My friend and I have been having fun with the deets:  red carpet, photog,  apple cider in champagne flutes (plastic, of course), little pizza apps.  Maybe mamma will tap into her inner Mary Hart and “interview” the starlets as they walk the ramp.  Hardly the party planner, I am quite pleased with myself.   A+ for this one, right?

“I don’t think I want my daughter to see this movie”, my friend confides in me as we book the definitive date for our girls’ party. “The IMDB rating says it’s too violent”.


Suddenly, this perfect party isn’t so perfect.  I run back to my daughter and my husband.   “Can’t we screen a Disney film?” I beg.  These cinephiles will have none of it. “It’s PG-13!” they both insist. “And the first one had violence implied but not shown.”

Crap!  Now I have to watch the first installment, The Hunger Games, and assess the situation.  My husband and daughter download it off Netflix and instead of getting deep into my Carole King autobiography, I am deep into the couch watching Jennifer Lawrence’s intense face.
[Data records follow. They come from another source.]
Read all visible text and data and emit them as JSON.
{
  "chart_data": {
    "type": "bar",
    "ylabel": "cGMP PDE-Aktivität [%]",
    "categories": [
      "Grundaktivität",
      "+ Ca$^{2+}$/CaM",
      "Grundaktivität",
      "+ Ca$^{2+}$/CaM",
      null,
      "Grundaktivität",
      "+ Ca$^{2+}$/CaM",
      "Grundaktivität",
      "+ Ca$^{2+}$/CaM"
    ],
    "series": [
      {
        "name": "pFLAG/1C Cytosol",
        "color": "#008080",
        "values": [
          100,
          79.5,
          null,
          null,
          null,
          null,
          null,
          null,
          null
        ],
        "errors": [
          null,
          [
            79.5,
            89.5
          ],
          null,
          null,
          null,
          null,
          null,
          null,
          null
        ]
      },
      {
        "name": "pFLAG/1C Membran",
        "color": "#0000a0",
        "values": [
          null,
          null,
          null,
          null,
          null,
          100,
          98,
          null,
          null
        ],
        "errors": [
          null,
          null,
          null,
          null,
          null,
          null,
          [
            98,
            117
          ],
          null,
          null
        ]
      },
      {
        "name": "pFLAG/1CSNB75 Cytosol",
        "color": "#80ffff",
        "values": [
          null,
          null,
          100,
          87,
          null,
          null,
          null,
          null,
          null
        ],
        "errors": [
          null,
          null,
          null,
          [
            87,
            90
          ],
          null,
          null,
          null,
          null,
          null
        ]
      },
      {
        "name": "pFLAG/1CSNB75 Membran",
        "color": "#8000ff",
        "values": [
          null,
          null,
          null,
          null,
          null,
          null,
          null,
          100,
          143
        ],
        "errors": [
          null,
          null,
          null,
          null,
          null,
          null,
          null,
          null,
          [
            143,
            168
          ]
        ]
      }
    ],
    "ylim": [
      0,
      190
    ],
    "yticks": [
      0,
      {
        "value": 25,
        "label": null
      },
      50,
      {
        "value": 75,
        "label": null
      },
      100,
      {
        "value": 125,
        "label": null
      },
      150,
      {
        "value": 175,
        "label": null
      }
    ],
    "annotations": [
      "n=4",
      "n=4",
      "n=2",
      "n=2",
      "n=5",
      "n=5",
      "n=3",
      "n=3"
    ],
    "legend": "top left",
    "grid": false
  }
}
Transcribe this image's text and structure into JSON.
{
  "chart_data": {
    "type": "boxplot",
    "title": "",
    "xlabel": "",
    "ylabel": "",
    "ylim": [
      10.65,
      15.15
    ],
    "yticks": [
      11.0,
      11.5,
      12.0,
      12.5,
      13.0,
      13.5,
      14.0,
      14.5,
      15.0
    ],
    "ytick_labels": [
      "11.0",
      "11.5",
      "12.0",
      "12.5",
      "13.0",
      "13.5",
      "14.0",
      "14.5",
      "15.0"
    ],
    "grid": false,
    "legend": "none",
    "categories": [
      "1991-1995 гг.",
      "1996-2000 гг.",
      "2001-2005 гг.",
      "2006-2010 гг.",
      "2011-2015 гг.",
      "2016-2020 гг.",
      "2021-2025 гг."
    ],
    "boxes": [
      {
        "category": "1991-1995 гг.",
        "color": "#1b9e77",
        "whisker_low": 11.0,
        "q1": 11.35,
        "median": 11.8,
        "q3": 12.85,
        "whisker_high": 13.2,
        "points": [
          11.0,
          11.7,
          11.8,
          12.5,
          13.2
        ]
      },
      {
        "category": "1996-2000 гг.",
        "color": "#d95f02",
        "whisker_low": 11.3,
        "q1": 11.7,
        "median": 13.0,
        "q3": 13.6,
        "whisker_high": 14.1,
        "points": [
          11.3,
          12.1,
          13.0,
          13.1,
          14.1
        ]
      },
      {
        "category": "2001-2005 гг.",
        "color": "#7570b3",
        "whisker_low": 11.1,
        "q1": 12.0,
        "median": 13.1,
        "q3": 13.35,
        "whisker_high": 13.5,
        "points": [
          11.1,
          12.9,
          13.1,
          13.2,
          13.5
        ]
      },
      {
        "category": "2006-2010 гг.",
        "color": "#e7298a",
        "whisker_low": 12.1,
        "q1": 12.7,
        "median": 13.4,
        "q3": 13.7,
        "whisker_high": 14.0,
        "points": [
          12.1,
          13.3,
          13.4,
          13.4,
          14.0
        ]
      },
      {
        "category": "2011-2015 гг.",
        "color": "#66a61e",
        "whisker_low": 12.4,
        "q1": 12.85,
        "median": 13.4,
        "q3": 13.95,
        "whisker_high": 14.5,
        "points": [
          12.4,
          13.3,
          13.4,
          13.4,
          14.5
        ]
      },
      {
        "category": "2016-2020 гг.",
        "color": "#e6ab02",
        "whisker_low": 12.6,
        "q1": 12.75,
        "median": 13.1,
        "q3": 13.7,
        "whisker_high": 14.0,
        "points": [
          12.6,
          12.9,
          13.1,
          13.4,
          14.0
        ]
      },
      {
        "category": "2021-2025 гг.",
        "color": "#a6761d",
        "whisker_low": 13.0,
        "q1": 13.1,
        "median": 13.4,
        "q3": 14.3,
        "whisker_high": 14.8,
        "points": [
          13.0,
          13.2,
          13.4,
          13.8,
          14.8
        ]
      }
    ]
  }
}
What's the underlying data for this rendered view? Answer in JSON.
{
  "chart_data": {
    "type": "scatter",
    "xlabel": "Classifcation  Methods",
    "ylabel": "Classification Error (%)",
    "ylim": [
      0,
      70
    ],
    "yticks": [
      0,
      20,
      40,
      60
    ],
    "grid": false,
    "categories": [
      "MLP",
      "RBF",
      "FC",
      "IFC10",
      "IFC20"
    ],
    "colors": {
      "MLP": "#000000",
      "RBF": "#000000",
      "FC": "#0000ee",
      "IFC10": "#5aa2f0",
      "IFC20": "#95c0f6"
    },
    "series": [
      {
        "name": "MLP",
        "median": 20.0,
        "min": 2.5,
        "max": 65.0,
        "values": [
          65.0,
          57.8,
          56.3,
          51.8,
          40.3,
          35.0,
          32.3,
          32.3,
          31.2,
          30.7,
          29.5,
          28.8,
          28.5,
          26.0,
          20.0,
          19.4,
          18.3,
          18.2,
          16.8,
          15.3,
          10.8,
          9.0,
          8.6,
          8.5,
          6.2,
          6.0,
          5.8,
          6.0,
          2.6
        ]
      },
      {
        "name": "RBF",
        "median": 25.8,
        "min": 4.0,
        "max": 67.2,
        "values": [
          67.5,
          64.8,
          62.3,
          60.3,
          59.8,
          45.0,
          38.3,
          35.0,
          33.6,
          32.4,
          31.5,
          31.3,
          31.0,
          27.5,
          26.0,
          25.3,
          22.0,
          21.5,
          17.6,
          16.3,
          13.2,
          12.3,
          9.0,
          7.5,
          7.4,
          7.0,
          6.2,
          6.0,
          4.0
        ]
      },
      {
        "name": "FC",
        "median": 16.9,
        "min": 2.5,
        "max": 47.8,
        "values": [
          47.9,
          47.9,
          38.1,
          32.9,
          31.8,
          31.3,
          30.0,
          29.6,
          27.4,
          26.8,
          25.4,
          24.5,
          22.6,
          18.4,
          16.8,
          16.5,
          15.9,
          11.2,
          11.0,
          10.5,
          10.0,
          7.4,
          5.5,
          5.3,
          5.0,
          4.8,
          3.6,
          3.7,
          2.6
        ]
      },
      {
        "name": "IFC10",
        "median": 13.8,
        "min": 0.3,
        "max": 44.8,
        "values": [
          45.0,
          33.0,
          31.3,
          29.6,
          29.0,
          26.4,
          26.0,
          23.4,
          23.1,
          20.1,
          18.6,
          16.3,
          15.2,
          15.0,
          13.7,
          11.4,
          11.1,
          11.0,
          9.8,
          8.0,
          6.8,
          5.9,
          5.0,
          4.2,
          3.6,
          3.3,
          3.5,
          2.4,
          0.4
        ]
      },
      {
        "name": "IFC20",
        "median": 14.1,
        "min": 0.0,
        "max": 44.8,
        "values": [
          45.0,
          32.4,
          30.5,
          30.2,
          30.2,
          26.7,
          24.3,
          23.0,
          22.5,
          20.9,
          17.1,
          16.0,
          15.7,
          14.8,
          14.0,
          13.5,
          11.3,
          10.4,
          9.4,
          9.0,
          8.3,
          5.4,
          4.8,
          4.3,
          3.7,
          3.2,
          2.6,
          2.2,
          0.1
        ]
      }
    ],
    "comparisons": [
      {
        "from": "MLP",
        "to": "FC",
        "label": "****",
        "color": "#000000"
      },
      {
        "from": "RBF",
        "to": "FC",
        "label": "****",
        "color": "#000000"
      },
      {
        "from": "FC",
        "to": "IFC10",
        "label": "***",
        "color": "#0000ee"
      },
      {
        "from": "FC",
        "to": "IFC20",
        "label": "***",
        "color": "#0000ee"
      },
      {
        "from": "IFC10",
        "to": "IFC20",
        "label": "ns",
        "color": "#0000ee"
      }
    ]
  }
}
I’m riveted from the first frame.  The story, the cinematography, the “world” of the film is so rich and disturbing. The allusions to Nazi Germany are palpable, as is the disdain for our reality show culture.  And yet, the story follows a 16 year old girl whose courage and bravery saves her tween sister.  This young proletariat has a strong moral compass which offsets her bad-ass prowess.  She’s everything Sarah Palin imagines herself to be.

I try and justify this.  My daughter just read Catching Fire and is doing a book report on it.  She and some of her BFF’s are wildly anticipating the film’s release.  Jennifer Lawrence is their celeb crush.  So, now I’m in a predicament.  Do I change up the party or bid parting birthday-ways with my friend and her daughter?

When is it too early to watch a PG-13 film and is this rating viable or completely subjective based on our individual children?  And why “13?”, I ponder.  In the Jewish religion, our sons and daughters are Bar/Bat Mitzvah’d at the age of 13.  They are officially considered young men and young women. A Quinceanera occurs at 15. Does the ratings board actually have a method to their madness?  But most importantly, is my friend a better mother than me because, despite the social pressure, she’s going to wait those 3 years before she shows the film to her child?  Or are parents justified in allowing their children to pursue interests in art and literature that do not fall squarely within the “age appropriate level”?